A federal appeals court is considering whether a condemned killer in Texas should be spared from execution Wednesday so he can undergo new mental competency examinations to support arguments he's too delusional to understand why he's being punished.
Scott Panetti, who was diagnosed with schizophrenia 14 years before killing his estranged wife's parents, "stands on the razor's edge of competency" and needs psychological evaluations to illustrate that his severe mental illness has worsened since he last was examined seven years ago, the prisoner's attorneys argued to the 5th U.S. Circuit Court of Appeals.
State attorneys contended Panetti's condition "has not markedly changed" and he should not be given a reprieve from lethal injection.
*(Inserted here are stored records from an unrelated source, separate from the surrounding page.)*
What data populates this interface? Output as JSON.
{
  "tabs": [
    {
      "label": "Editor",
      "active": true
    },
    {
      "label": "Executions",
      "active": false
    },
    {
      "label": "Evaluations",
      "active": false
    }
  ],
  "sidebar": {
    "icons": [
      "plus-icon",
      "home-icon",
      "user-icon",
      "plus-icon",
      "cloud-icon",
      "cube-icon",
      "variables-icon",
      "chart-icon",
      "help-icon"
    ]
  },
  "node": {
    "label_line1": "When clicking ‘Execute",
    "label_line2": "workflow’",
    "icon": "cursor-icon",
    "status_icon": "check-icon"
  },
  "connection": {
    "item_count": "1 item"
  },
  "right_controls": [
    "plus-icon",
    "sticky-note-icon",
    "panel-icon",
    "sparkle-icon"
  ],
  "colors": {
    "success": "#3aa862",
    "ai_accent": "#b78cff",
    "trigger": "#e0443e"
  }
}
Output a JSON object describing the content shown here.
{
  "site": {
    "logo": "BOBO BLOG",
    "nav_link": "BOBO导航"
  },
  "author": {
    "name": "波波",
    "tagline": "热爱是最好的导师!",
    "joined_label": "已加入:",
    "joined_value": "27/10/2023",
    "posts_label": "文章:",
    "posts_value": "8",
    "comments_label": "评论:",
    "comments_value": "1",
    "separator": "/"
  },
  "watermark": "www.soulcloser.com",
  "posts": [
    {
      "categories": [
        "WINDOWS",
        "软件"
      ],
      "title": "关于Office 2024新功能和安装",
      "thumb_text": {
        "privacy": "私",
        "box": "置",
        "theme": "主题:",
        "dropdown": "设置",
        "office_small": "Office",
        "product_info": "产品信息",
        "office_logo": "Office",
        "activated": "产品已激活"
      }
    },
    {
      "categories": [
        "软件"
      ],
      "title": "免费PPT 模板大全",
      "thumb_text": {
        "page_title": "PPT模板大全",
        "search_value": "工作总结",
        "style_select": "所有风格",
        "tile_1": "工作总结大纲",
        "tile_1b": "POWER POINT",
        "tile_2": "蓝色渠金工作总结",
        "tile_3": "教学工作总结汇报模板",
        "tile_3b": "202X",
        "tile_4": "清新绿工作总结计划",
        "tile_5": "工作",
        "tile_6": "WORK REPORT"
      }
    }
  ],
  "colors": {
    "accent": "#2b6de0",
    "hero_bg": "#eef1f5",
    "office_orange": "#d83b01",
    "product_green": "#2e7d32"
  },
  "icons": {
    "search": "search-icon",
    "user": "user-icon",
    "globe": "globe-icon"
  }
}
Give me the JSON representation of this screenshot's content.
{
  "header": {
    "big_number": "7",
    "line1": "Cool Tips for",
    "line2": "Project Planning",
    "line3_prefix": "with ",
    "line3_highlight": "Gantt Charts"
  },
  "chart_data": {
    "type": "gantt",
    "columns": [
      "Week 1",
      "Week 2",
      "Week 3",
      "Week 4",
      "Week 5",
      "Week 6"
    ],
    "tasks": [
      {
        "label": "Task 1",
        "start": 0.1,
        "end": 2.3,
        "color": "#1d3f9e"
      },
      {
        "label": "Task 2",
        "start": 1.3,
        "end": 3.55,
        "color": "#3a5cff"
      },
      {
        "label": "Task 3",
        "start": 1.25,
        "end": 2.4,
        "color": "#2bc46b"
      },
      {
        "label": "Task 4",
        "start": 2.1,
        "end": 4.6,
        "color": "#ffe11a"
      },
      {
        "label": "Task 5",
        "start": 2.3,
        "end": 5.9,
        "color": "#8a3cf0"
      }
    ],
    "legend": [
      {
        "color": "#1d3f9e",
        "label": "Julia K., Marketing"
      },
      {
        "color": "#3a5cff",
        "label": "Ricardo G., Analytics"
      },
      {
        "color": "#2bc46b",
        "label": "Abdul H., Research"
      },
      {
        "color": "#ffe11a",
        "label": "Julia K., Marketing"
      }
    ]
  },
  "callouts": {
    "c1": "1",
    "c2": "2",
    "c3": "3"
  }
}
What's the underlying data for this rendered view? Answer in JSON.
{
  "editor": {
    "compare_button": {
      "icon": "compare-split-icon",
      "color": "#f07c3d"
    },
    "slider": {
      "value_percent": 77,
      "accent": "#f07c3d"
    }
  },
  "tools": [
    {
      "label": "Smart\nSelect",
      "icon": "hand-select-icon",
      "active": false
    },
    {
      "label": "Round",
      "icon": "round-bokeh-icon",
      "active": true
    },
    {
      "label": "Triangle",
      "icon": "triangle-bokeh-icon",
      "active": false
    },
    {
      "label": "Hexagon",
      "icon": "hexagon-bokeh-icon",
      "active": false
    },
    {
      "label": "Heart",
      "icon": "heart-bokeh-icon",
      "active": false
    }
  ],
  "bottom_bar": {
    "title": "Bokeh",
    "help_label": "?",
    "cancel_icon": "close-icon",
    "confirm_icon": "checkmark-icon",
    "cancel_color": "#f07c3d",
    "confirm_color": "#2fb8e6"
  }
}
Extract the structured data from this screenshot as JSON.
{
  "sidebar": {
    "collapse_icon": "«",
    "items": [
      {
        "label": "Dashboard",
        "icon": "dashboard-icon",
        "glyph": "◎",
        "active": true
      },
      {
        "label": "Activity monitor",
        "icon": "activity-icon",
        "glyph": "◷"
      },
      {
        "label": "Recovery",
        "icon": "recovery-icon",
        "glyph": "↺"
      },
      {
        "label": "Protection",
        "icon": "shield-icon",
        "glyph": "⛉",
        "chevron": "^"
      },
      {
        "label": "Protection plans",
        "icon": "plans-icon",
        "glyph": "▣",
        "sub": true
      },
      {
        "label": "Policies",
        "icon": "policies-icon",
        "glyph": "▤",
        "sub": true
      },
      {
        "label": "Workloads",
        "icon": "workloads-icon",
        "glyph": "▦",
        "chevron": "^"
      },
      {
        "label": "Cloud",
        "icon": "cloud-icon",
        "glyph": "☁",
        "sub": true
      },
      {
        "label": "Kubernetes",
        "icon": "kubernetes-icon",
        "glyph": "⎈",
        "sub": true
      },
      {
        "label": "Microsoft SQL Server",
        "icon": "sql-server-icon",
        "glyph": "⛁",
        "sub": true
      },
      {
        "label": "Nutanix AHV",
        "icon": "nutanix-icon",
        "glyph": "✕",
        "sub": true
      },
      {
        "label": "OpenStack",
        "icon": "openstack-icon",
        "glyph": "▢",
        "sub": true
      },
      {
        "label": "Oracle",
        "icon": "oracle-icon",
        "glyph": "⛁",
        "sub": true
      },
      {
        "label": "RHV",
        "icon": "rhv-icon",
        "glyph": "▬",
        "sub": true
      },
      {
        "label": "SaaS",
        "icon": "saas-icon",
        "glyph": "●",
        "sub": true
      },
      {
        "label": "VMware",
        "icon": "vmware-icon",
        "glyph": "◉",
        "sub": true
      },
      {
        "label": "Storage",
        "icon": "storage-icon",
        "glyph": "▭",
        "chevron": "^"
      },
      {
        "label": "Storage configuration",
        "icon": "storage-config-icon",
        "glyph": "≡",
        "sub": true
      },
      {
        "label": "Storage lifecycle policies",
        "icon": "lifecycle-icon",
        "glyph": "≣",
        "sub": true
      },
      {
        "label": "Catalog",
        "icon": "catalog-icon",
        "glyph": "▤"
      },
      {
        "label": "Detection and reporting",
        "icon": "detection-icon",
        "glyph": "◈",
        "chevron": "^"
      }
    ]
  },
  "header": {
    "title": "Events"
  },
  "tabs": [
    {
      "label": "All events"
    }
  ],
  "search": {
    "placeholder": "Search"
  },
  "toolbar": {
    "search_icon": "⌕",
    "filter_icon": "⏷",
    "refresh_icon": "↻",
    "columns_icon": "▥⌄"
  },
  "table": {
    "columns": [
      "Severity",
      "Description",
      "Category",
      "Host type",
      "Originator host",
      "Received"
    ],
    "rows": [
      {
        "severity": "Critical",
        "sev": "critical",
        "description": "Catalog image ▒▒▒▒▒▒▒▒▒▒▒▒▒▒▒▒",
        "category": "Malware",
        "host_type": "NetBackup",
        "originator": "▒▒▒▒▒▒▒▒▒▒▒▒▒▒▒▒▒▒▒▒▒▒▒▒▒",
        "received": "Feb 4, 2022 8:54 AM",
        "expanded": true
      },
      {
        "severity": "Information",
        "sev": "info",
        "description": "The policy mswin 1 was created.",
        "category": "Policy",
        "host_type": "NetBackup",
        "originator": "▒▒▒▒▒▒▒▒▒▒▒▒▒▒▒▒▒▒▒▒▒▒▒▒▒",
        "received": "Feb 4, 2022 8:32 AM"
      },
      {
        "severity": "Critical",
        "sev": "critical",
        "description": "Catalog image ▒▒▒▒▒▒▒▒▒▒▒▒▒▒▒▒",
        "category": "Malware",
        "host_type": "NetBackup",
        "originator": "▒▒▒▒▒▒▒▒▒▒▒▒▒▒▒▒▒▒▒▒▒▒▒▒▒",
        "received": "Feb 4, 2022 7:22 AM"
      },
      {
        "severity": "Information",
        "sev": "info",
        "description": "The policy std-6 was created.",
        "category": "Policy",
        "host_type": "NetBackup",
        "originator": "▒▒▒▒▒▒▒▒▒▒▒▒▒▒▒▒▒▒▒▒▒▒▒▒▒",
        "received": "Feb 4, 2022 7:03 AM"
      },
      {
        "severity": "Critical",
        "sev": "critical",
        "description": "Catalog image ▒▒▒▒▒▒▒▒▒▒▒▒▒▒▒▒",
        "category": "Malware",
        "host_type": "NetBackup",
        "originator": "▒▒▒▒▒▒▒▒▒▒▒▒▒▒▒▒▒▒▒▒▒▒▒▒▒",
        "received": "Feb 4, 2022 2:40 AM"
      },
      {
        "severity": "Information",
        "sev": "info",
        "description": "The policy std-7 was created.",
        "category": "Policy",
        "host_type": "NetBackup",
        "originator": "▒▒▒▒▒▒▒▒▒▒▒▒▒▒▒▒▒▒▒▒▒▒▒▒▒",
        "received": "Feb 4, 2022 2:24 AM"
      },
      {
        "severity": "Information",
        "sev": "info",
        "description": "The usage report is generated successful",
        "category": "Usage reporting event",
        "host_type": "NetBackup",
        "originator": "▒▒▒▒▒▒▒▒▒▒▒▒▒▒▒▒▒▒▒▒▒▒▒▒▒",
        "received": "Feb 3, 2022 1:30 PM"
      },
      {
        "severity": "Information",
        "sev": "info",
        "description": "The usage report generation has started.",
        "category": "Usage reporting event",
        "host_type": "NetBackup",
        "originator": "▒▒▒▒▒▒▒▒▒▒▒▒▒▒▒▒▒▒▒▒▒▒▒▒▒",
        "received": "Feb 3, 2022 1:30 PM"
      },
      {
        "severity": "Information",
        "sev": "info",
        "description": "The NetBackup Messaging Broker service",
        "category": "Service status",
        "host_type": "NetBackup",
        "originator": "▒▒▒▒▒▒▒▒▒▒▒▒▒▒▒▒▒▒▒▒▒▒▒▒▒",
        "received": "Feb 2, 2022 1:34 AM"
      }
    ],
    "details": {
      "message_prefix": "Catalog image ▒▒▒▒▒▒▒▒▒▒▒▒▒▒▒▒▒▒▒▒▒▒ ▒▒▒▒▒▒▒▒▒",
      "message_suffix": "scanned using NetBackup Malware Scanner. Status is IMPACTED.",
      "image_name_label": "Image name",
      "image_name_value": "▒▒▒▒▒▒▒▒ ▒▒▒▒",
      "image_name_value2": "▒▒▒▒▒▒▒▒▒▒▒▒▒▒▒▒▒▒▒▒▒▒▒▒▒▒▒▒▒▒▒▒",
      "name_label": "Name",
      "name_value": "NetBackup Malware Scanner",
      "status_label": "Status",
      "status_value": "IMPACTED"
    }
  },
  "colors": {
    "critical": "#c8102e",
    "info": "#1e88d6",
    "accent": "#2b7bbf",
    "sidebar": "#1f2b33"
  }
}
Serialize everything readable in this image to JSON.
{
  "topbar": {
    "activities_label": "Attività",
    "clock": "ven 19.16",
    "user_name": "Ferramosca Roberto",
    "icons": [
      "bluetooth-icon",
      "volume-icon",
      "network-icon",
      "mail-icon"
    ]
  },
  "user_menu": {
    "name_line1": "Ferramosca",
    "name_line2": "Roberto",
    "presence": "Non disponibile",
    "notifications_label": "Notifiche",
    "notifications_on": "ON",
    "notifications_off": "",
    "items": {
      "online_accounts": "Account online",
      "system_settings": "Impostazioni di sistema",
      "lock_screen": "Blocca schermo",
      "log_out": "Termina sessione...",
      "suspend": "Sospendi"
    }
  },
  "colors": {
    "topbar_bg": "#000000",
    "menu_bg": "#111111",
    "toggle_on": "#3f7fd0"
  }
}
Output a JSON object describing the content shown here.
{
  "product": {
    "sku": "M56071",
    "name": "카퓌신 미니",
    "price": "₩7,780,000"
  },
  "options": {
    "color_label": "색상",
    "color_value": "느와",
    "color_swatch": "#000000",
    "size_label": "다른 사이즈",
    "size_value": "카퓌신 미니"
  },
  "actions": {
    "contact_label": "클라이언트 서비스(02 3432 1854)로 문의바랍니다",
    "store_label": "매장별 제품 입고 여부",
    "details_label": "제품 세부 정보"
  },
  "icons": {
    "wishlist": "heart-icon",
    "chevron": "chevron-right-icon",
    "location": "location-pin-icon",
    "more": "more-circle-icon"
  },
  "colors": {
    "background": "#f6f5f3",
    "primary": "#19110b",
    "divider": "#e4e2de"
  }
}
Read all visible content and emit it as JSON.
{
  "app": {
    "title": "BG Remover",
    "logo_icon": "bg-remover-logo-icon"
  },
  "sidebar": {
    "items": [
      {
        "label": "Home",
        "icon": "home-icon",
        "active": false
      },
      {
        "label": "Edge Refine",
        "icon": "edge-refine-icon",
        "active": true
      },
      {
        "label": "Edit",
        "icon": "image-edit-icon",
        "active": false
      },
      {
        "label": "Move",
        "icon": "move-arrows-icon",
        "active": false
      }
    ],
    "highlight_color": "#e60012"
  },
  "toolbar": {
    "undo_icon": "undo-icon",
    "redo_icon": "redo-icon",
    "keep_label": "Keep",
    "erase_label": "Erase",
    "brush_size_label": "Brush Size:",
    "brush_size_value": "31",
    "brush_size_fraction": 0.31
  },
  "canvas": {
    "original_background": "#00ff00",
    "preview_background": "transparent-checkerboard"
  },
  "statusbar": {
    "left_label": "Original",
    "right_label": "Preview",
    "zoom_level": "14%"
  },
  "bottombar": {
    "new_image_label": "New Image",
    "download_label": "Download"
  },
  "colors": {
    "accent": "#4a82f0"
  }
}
No court has ruled Panetti mentally incompetent or insane.
The 56-year-old Wisconsin native was diagnosed with schizophrenia in 1978 and had been hospitalized more than a dozen times for treatment before fatally shooting Joe and Amanda Alvarado at their home in the Texas Hill Country in 1992.
Panetti's attorneys also have asked the U.S. Supreme Court to review the broader question of whether executing people who have mental illnesses violates the constitutional protection against cruel and unusual punishment.
In 1986, the high court ruled states may not execute killers whose insanity means they can't understand why they're being put to death. In 2002, the justices prohibited the execution of the mentally impaired. Five years later, ruling on an appeal from Panetti, the court said mentally ill condemned prisoners could be put to death if they have a factual and rational understanding of why they're being punished.
Panetti has insisted Satan is working through Texas prison officials to execute him to keep him from preaching the Gospel.
Panetti's delusions "have become more pervasive," according to one of his attorneys, Gregory Wiercioch, who met with the inmate last week.
Wiercioch said Panetti told him devices implanted in his teeth by prison system dentists were sending command messages to his brain, that in the sixth grade he had a fight with future President Barack Obama at a Chicago museum and that his tooth told him to write a letter of apology to Obama.
Ellen Stewart-Klein, an assistant Texas attorney general, told the Supreme Court on Tuesday that records failed to support claims that Panetti's mental condition had deteriorated and that some of his odd behavior could be deliberate.
"Panetti's mental health condition has long been exaggerated to his benefit and he continues this long established pattern here," Stewart-Klein said.
At trial, Panetti acted as his own attorney, testified as alternate personality "Sarge" to describe the Alvarado slayings and tried to subpoena Jesus Christ, the pope and the late President John F. Kennedy. Panetti wore a purple cowboy outfit, including a big cowboy hat, and largely ignored a standby attorney the judge appointed to assist him.